Article 49.1 states:
A Deputy Minister or his or her designee may grant an employee leave of absence with pay for not more than three (3) days in a year upon special or compassionate grounds.
Facts
The facts show that on May 8, 2002, the grievor submitted a request for vacation leave for the period June 14, 2002 to June 25, 2002. That request was approved by the grievor’s manager and staff were scheduled to accommodate the grievor’s vacation request.
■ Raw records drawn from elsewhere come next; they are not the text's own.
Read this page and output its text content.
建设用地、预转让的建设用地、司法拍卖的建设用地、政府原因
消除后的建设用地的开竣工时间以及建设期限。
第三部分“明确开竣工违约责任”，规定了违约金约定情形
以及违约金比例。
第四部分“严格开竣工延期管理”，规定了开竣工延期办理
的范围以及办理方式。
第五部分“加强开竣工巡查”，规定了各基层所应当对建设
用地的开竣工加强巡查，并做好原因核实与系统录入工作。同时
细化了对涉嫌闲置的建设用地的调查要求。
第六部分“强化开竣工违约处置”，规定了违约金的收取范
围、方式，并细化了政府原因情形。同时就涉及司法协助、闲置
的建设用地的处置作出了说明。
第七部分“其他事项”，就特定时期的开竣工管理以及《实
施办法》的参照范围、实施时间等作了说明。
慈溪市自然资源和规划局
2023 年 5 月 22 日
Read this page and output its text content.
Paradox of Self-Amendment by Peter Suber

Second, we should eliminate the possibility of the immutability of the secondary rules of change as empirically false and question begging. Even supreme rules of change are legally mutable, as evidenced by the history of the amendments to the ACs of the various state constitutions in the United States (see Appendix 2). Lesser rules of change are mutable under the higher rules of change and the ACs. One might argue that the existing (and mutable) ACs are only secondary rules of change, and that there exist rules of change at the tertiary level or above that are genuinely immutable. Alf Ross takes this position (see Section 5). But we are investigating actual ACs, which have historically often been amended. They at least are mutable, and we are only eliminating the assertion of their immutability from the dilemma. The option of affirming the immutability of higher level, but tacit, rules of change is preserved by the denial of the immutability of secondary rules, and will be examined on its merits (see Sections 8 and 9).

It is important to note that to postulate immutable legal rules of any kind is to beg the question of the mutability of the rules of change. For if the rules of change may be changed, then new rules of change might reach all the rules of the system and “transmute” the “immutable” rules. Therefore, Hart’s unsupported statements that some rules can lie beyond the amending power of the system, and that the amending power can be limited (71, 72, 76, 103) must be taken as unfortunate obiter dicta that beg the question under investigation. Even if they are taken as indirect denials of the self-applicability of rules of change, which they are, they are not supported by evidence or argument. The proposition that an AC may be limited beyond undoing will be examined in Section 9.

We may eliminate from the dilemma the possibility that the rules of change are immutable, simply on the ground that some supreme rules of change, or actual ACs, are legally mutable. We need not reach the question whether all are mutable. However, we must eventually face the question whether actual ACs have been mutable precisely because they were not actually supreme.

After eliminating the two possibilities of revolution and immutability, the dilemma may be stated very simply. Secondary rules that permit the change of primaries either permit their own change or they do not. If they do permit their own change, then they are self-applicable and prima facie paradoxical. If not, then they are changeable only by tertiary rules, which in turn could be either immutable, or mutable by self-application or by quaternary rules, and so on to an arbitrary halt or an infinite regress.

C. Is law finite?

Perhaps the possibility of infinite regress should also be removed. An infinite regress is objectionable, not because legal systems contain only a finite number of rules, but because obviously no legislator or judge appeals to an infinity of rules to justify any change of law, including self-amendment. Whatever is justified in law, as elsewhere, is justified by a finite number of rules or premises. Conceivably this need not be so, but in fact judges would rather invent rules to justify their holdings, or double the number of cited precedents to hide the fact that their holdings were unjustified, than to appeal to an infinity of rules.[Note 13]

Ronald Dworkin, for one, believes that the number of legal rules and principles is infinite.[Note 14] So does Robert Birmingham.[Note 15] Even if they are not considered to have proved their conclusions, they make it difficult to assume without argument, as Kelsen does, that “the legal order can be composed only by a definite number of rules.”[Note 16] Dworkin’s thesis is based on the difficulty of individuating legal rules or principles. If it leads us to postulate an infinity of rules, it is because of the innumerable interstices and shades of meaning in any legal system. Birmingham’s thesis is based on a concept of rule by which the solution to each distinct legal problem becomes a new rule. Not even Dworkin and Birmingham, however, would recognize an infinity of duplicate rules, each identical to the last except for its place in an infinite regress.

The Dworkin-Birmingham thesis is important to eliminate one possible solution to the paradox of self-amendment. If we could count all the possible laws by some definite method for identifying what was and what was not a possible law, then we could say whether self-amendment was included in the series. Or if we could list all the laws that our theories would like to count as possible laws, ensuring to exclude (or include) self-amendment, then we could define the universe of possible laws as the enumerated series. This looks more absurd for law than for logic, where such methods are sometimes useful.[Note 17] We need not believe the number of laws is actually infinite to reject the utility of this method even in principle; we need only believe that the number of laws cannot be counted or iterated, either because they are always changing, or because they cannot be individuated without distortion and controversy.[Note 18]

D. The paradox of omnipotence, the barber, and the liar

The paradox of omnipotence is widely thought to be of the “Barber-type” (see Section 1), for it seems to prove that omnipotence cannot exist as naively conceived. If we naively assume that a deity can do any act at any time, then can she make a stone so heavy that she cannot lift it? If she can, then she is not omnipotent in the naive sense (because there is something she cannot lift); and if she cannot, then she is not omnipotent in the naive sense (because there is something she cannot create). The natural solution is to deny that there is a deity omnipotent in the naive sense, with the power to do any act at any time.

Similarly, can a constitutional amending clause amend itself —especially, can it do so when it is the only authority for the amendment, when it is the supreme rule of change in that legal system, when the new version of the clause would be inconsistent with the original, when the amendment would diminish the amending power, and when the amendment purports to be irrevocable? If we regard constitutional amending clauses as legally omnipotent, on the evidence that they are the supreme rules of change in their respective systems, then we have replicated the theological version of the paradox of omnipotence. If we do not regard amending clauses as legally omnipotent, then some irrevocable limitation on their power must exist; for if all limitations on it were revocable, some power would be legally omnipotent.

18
At the time the grievor made her vacation request, she was aware that her manager was taking a leave of absence, beginning in mid-June. According to the grievor, she requested her vacation dates to avoid, if possible, working with a co-worker with whom she had experienced difficulties, without the manager being present. Management was unaware of the reasons behind the grievor’s vacation request, but it was aware of the personality conflict between the two employees. According to the Employer, it took steps at the time and continues to take steps to address this conflict.
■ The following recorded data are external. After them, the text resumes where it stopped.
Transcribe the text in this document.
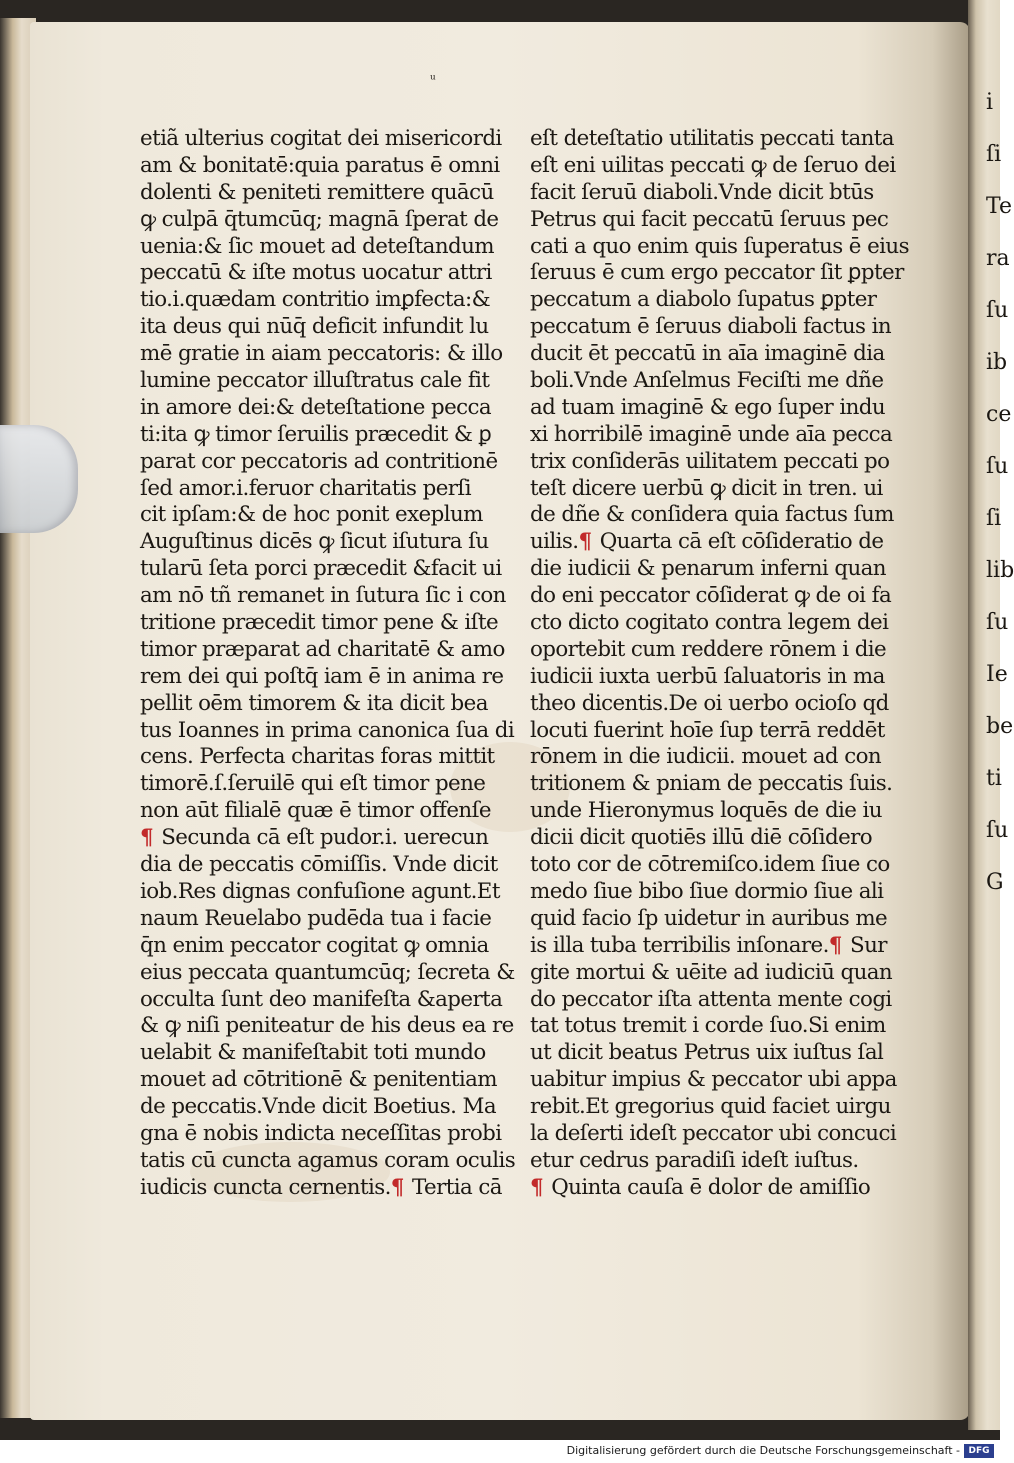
i
ſi
Te
ra
ſu
ib
ce
ſu
ſi
lib
ſu
Ie
be
ti
ſu
G
ᵘ
etiã ulterius cogitat dei misericordi
am & bonitatē:quia paratus ē omni
dolenti & peniteti remittere quācū
ꝙ culpā q̄tumcūq; magnā ſperat de
uenia:& ſic mouet ad deteſtandum
peccatū & iſte motus uocatur attri
tio.i.quædam contritio imꝑfecta:&
ita deus qui nūq̄ deficit infundit lu
mē gratie in aiam peccatoris: & illo
lumine peccator illuſtratus cale fit
in amore dei:& deteſtatione pecca
ti:ita ꝙ timor ſeruilis præcedit & ꝑ
parat cor peccatoris ad contritionē
ſed amor.i.feruor charitatis perſi
cit ipſam:& de hoc ponit exeplum
Auguſtinus dicēs ꝙ ſicut iſutura ſu
tularū ſeta porci præcedit &facit ui
am nō tñ remanet in ſutura ſic i con
tritione præcedit timor pene & iſte
timor præparat ad charitatē & amo
rem dei qui poſtq̄ iam ē in anima re
pellit oēm timorem & ita dicit bea
tus Ioannes in prima canonica ſua di
cens. Perfecta charitas foras mittit
timorē.ſ.ſeruilē qui eſt timor pene
non aūt filialē quæ ē timor offenſe
¶ Secunda cā eſt pudor.i. uerecun
dia de peccatis cōmiſſis. Vnde dicit
iob.Res dignas confuſione agunt.Et
naum Reuelabo pudēda tua i facie
q̄n enim peccator cogitat ꝙ omnia
eius peccata quantumcūq; ſecreta &
occulta ſunt deo manifeſta &aperta
& ꝙ niſi peniteatur de his deus ea re
uelabit & manifeſtabit toti mundo
mouet ad cōtritionē & penitentiam
de peccatis.Vnde dicit Boetius. Ma
gna ē nobis indicta neceſſitas probi
tatis cū cuncta agamus coram oculis
iudicis cuncta cernentis.¶ Tertia cā
eſt deteſtatio utilitatis peccati tanta
eſt eni uilitas peccati ꝙ de ſeruo dei
facit ſeruū diaboli.Vnde dicit btūs
Petrus qui facit peccatū ſeruus pec
cati a quo enim quis ſuperatus ē eius
ſeruus ē cum ergo peccator ſit ꝑpter
peccatum a diabolo ſupatus ꝑpter
peccatum ē ſeruus diaboli factus in
ducit ēt peccatū in aīa imaginē dia
boli.Vnde Anſelmus Feciſti me dñe
ad tuam imaginē & ego ſuper indu
xi horribilē imaginē unde aīa pecca
trix conſiderās uilitatem peccati po
teſt dicere uerbū ꝙ dicit in tren. ui
de dñe & conſidera quia factus ſum
uilis.¶ Quarta cā eſt cōſideratio de
die iudicii & penarum inferni quan
do eni peccator cōſiderat ꝙ de oi fa
cto dicto cogitato contra legem dei
oportebit cum reddere rōnem i die
iudicii iuxta uerbū ſaluatoris in ma
theo dicentis.De oi uerbo ocioſo qd
locuti fuerint hoīe ſup terrā reddēt
rōnem in die iudicii. mouet ad con
tritionem & pniam de peccatis ſuis.
unde Hieronymus loquēs de die iu
dicii dicit quotiēs illū diē cōſidero
toto cor de cōtremiſco.idem ſiue co
medo ſiue bibo ſiue dormio ſiue ali
quid facio ſp uidetur in auribus me
is illa tuba terribilis inſonare.¶ Sur
gite mortui & uēite ad iudiciū quan
do peccator iſta attenta mente cogi
tat totus tremit i corde ſuo.Si enim
ut dicit beatus Petrus uix iuſtus ſal
uabitur impius & peccator ubi appa
rebit.Et gregorius quid faciet uirgu
la deſerti ideſt peccator ubi concuci
etur cedrus paradiſi ideſt iuſtus.
¶ Quinta cauſa ē dolor de amiſſio
Digitalisierung gefördert durch die Deutsche Forschungsgemeinschaft - DFG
Subsequently, the grievor came to believe that the co-worker in question would be temporarily acting as the supervisor until an acting manager could be found. Management contends that the employee’s role was non-supervisory and that this was discussed with the grievor at the time.
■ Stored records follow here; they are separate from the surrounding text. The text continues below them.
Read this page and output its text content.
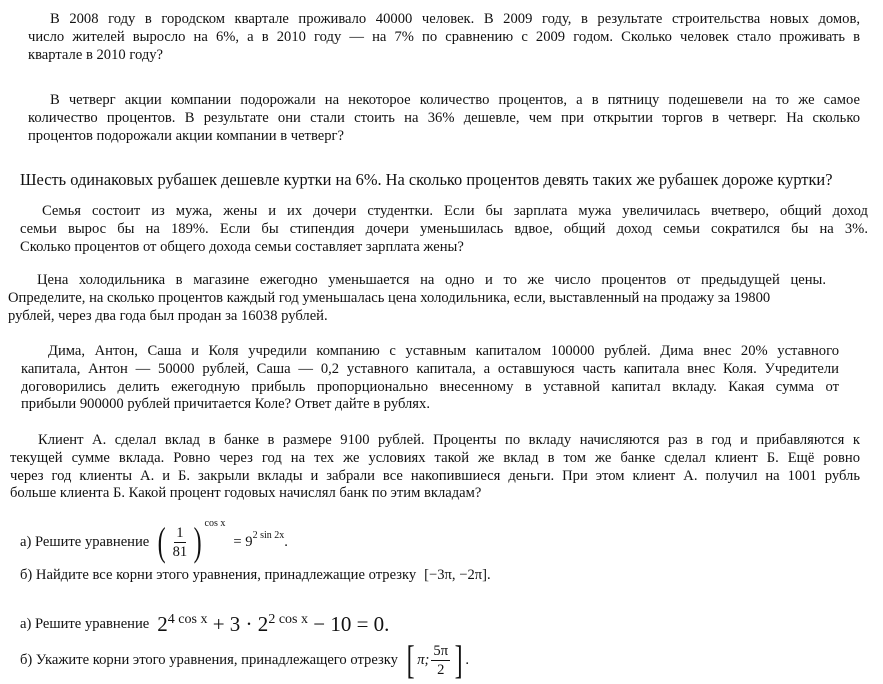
В 2008 году в городском квартале проживало 40000 человек. В 2009 году, в результате строительства новых домов,
число жителей выросло на 6%, а в 2010 году — на 7% по сравнению с 2009 годом. Сколько человек стало проживать в
квартале в 2010 году?
В четверг акции компании подорожали на некоторое количество процентов, а в пятницу подешевели на то же самое
количество процентов. В результате они стали стоить на 36% дешевле, чем при открытии торгов в четверг. На сколько
процентов подорожали акции компании в четверг?
Шесть одинаковых рубашек дешевле куртки на 6%. На сколько процентов девять таких же рубашек дороже куртки?
Семья состоит из мужа, жены и их дочери студентки. Если бы зарплата мужа увеличилась вчетверо, общий доход
семьи вырос бы на 189%. Если бы стипендия дочери уменьшилась вдвое, общий доход семьи сократился бы на 3%.
Сколько процентов от общего дохода семьи составляет зарплата жены?
Цена холодильника в магазине ежегодно уменьшается на одно и то же число процентов от предыдущей цены.
Определите, на сколько процентов каждый год уменьшалась цена холодильника, если, выставленный на продажу за 19800
рублей, через два года был продан за 16038 рублей.
Дима, Антон, Саша и Коля учредили компанию с уставным капиталом 100000 рублей. Дима внес 20% уставного
капитала, Антон — 50000 рублей, Саша — 0,2 уставного капитала, а оставшуюся часть капитала внес Коля. Учредители
договорились делить ежегодную прибыль пропорционально внесенному в уставной капитал вкладу. Какая сумма от
прибыли 900000 рублей причитается Коле? Ответ дайте в рублях.
Клиент А. сделал вклад в банке в размере 9100 рублей. Проценты по вкладу начисляются раз в год и прибавляются к
текущей сумме вклада. Ровно через год на тех же условиях такой же вклад в том же банке сделал клиент Б. Ещё ровно
через год клиенты А. и Б. закрыли вклады и забрали все накопившиеся деньги. При этом клиент А. получил на 1001 рубль
больше клиента Б. Какой процент годовых начислял банк по этим вкладам?
а) Решите уравнение ( $\frac{1}{81}$ ) cos x
= $9^{2 sin 2x}$ .
б) Найдите все корни этого уравнения, принадлежащие отрезку [−3π, −2π].
а) Решите уравнение $2^{4 cos x} + 3 \cdot 2^{2 cos x} - 10 = 0$.
б) Укажите корни этого уравнения, принадлежащего отрезку [ π; $\frac{5\pi}{2}$ ] .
On June 21, 2002, during the grievor’s vacation, she went to the office and discovered that an acting manager, Ms. Tait, was in place. On June 28, 2002, after her return to work, the grievor requested that the last three days of her vacation – June 21, June 24 and June 25, the dates which occurred after her discovery of a new acting manager – be treated as paid leave under Article 49 of the collective agreement.
The grievor’s written request states that the request was due to a “poisoned work environment” and that she would have come back to work for June 21, June 24 and June 25 if she had been informed that a new manager would be in place. At the time she left on vacation, the Employer had not known when the new manager would be starting.
According to the Employer, management discussed the grievor’s request and the reasons for it and considered all of the relevant facts based on their knowledge of the circumstances and decided to deny the request.
Positions of the Parties
For the Union:
Citing OSPEU (Malyou) and Ministry of Revenue (1989), GSB No. 1129/88 (Roberts), the Union argued that management must exercise its discretion under Article 49 “reasonably”, which means:
The decision must be made in good faith and without discrimination.
It must be a genuine exercise of discretionary power, as opposed to a rigid policy adherence.
Consideration must be given to the merits of the individual application under review.
All relevant facts must be considered and conversely irrelevant considerations must be rejected.
(p. 3, citing Re Kuyntjes and Ministry of Transportation and Communications (1984), GSB No. 513/84 (Verity) at p. 16)
The Union asserts that the Employer provided the grievor with no explanation for its decision at the time, nor at the hearing and thus failed to satisfy the standards for exercising its discretion reasonably.
For the Employer
The Employer asserts that all of the criteria set forth above were satisfied in this case. It submits that the grievor’s request to substitute her vacation days for paid leave days, based on a personality conflict, did not merit the granting of such leave.
Decision
Based on the facts presented, I conclude that the grievance should be dismissed. The reasons set forth by the grievor for her request – that she learned that a new manager had been appointed – do not constitute “special or compassionate grounds” within the meaning of Article 49. Her discovery that a new manager had been appointed changed the circumstances upon which her original vacation request was made. But that change does not mean that the Ministry exercised its discretion unreasonably when it denied the grievor’s request to convert the last three days of her vacation to paid special and compassionate leave under Article 49.
The evidence shows that the Employer fully considered her request and the reasons for it. There is no evidence that the decision was not made in good faith or made with discrimination. There is no evidence that irrelevant factors were considered. Accordingly, the standards set forth in the cited case law were met. Although it may have been preferable for the Employer to explain its reasons, there is no requirement that it do so. The only requirement is that the Employer exercise its discretion reasonably and in good faith.
For these reasons, the grievance is dismissed.
Issued at Toronto this 31st day of January, 2003.